Justo cuando me revelaba su edad, treinta y cinco años, que, por su físico, juzgaba de imprecisa, asomó por la cocina el padre Zaragüeta armado de cuaderno, lápiz, sacapuntas y goma de borrar.

—Si el padre Baltasar te libera de tus ocupaciones por un rato, empezarás ahora mismo las de alumno.

El cocinero, con un elocuente gesto del brazo y el guiño de uno de sus ojos, almendrados cual si fueran femeninos, me eximió de los fogones.

Salimos del edificio hacia el claustro. Mi flamante maestro me entregó los útiles de aprendizaje, sobre los que después me habló y, deteniéndose, me señaló los más bellos arcos que vería en mucho tiempo.

—Es fundamental que conozcas la historia del lugar en donde pasarás la parte de la vida que Dios quiera —hizo una breve pausa, y continuó—: Los franciscanos, en Toledo, tienen un pasado muy anterior, que se remonta a los tiempos de la regente María de Molina, en el siglo XIII; pero no nos vamos a ocupar de esa parte, sino de la fundación de este monasterio, fruto de la victoria en una batalla, la de Toro, en 1476, que acabó con las disputas a la Corona y sentó en el trono de Castilla a doña Isabel la Católica.
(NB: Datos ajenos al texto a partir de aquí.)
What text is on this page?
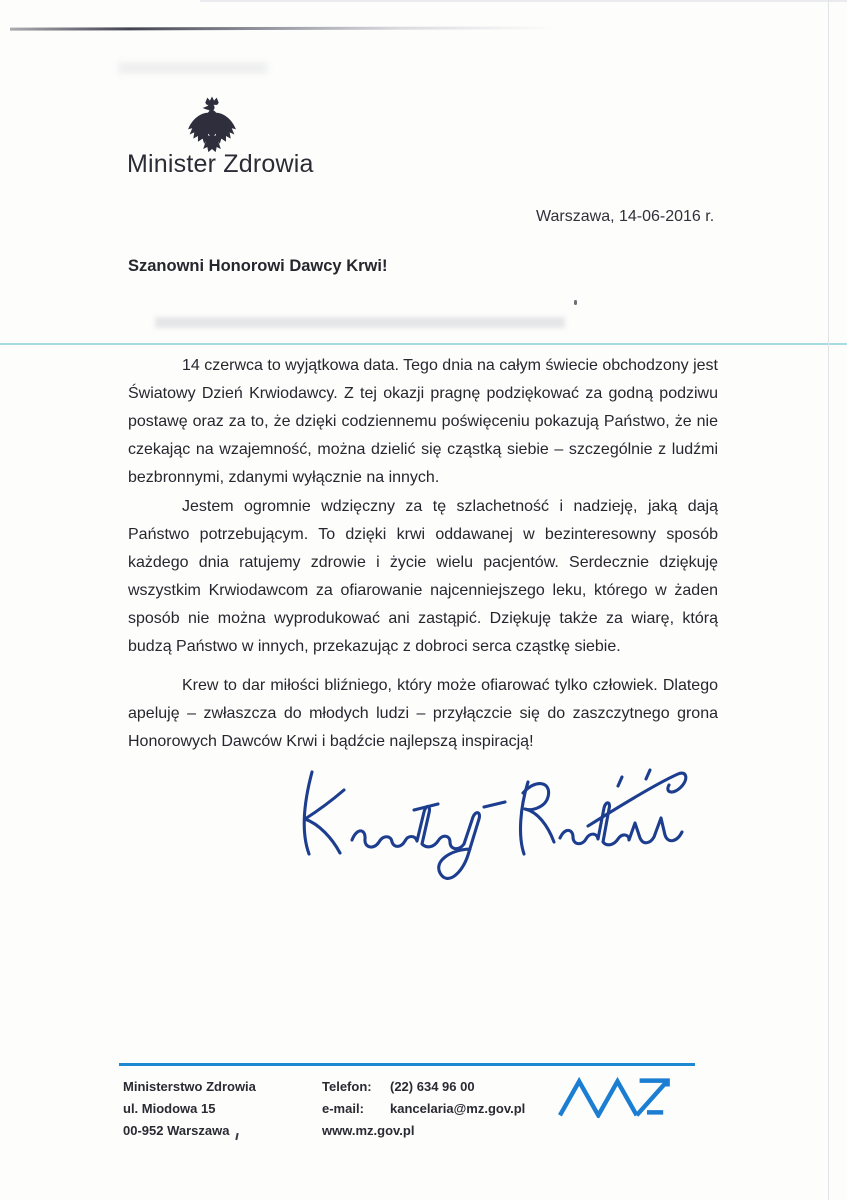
Minister Zdrowia
Warszawa, 14-06-2016 r.
Szanowni Honorowi Dawcy Krwi!

14 czerwca to wyjątkowa data. Tego dnia na całym świecie obchodzony jest Światowy Dzień Krwiodawcy. Z tej okazji pragnę podziękować za godną podziwu postawę oraz za to, że dzięki codziennemu poświęceniu pokazują Państwo, że nie czekając na wzajemność, można dzielić się cząstką siebie – szczególnie z ludźmi bezbronnymi, zdanymi wyłącznie na innych.

Jestem ogromnie wdzięczny za tę szlachetność i nadzieję, jaką dają Państwo potrzebującym. To dzięki krwi oddawanej w bezinteresowny sposób każdego dnia ratujemy zdrowie i życie wielu pacjentów. Serdecznie dziękuję wszystkim Krwiodawcom za ofiarowanie najcenniejszego leku, którego w żaden sposób nie można wyprodukować ani zastąpić. Dziękuję także za wiarę, którą budzą Państwo w innych, przekazując z dobroci serca cząstkę siebie.

Krew to dar miłości bliźniego, który może ofiarować tylko człowiek. Dlatego apeluję – zwłaszcza do młodych ludzi – przyłączcie się do zaszczytnego grona Honorowych Dawców Krwi i bądźcie najlepszą inspiracją!

Ministerstwo Zdrowia
ul. Miodowa 15
00-952 Warszawa
Telefon: (22) 634 96 00
e-mail:	kancelaria@mz.gov.pl
www.mz.gov.pl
En agradecimiento al cielo, a San Juan y a San Francisco, la reina adquirió varias casas y encargó su ejecución al arquitecto Juan Guas, quien, aunque murió en abril de 1496, tenía casi finalizado el monasterio. Otros, los hermanos Antón y Enrique Egas, consumaron la obra, destinado el templo a servir de sepultura a Fernando e Isabel de Castilla.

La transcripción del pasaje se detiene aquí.